Zero Trust Nasıl Çalışır?
Zero Trust, kurumların IT varlıklarının korunmasını sağlamak maksadıyla çeşitli teknolojilere ve yönetim süreçlerine dayanmaktadır. Zero Trust’daki bu süreçler için ilk başta “protect surface” yani “koruma yüzeyi” adı verilen tanımlamalar ile gerçekleştirilir. Koruma yüzeyi, kritik olarak tanımlanan veri, varlık, uygulama ve servislerden oluşmaktadır. Koruma yüzeyi her kurum için Zero Trust yaklaşımı kapsamında farklılıklar gösterebilmektedir.
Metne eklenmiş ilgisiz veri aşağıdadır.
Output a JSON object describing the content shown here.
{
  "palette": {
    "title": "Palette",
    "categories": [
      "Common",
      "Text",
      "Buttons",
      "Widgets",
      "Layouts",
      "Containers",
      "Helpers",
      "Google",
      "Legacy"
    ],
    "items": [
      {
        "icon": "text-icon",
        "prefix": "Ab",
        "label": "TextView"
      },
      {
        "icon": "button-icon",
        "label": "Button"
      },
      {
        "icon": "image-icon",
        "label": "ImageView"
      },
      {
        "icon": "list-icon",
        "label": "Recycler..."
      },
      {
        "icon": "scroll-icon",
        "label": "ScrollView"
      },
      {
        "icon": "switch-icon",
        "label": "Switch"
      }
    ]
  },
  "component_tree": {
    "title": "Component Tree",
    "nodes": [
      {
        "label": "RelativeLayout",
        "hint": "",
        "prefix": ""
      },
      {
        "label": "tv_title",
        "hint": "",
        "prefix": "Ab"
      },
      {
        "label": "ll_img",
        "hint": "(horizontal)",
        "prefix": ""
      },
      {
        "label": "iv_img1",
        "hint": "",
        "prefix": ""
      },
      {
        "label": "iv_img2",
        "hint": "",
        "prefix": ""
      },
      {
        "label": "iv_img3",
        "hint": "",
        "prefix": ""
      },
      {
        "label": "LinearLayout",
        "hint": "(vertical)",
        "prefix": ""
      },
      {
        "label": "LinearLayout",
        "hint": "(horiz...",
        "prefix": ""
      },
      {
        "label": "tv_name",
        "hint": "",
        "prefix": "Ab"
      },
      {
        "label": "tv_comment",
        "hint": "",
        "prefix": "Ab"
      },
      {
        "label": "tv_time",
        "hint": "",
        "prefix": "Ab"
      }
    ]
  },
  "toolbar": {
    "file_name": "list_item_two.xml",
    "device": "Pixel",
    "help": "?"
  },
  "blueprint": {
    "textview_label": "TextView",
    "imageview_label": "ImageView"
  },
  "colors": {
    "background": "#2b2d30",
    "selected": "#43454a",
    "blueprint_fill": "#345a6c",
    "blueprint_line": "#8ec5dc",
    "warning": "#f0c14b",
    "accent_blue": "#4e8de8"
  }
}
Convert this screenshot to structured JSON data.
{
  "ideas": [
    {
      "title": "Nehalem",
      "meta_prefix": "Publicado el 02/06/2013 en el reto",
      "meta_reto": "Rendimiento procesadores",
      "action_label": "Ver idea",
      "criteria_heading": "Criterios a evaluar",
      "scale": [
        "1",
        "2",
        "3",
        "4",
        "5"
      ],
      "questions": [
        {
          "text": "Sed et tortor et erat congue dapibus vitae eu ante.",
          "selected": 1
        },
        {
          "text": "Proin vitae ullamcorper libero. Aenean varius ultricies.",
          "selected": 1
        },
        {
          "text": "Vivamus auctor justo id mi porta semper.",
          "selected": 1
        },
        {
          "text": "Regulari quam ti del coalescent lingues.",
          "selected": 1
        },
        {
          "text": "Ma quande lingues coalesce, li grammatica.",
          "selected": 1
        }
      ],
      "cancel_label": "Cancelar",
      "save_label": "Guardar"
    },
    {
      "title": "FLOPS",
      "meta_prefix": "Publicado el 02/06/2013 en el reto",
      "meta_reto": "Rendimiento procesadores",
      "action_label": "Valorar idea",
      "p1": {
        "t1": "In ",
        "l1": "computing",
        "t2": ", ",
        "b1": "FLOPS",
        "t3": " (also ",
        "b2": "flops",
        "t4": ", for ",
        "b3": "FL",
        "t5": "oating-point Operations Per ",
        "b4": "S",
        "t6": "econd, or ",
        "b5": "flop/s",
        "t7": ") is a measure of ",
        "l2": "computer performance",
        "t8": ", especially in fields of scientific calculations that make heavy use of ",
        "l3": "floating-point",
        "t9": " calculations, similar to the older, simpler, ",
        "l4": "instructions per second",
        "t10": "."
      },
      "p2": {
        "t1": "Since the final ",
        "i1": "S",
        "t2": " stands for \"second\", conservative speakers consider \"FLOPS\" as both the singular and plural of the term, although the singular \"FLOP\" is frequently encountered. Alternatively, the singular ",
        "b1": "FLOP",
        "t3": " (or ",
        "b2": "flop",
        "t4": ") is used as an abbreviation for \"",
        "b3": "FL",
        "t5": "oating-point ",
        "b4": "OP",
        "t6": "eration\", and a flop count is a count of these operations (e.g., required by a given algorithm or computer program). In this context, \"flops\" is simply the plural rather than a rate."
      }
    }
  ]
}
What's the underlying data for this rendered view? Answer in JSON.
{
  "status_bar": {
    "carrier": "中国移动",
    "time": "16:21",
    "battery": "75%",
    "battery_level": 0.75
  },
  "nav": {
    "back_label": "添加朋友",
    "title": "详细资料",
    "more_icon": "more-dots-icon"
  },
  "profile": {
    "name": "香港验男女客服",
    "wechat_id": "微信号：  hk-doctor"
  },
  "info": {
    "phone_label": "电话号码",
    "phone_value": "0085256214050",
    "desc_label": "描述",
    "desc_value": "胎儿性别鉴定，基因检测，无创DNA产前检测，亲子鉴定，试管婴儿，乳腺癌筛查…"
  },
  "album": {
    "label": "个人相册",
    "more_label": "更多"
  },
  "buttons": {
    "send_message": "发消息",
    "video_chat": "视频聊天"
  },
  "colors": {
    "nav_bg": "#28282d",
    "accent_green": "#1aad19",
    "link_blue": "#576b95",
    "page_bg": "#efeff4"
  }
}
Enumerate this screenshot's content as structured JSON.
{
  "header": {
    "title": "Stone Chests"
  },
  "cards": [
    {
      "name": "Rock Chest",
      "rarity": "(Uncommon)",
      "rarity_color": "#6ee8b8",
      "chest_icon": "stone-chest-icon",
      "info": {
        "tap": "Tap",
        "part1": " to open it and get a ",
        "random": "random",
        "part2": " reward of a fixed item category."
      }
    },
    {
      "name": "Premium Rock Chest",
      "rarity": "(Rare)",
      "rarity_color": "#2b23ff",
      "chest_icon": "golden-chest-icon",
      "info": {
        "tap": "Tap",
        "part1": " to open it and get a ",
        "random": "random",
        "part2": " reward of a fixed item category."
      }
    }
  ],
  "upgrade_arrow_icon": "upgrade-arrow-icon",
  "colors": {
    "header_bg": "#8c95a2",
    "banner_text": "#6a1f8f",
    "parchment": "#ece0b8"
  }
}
Koruma yüzeyi tanımlandığında, kurum içindeki belli varlıklara erişmek isteyen kullanıcı ve konumlarına, ayrıca diğer verilere dayanarak ayrıntılı denetim gerçekleştirir. Zero Trust(Sıfır Güven), bu işlemleri gerçekleştirmek için çok faktörlü kimlik doğrulama, IAM (Identity Management), orkestrasyon, şifreleme, puanlama, yetkilendirme gibi teknoloji altyapılarını barındırır. Aynı zamanda kullanıcıların erişim yetkisini optimize ederek gerekli ölçüde yapılandırır. Sahip olduğu altyapı ve teknolojik donanım Zero Trust’ı son derece etkin kılmaktadır.
Zero Trust ve Kapsama Alanı
Zero Trust, tek bir lokasyona özgü güvenliği sağlayan bir yaklaşım değildir. Kullanıcının kişisel cihazlarında, sistemlerde, uygulamalarda kısacası her lokasyon ve çalışır durumda olan her cihazlarda aktif olarak bulunan bir güvenlik yaklaşım modelidir.
Günümüzde kurumda çalışan kullanıcıların kritik uygulamalara ve verilere ofis dışındaki konumlardan da eriştiği düşünüldüğünde, kullanıcı cihazlarına bağlı veya bulut tabanlı güvenlik denetimlerin önemi artmaktadır. Zero Trust(Sıfır Güven) bu noktada lokasyona ve verilerin nerede olduğuna (Cloud,SaaS, vb.) bakılmazsın güvenli kullanıcı erişimini-denetimini sağlayarak veri kaybını önlemektedir. Hassas verilerin bulut tabanlı ortamlarda artmasıyla, kurum çalışanlarının tek bir lokasyondan bağımsız olarak çalışmasına da bağlı olarak Zero Trust güvenlik yaklaşımının önemi artmaktadır.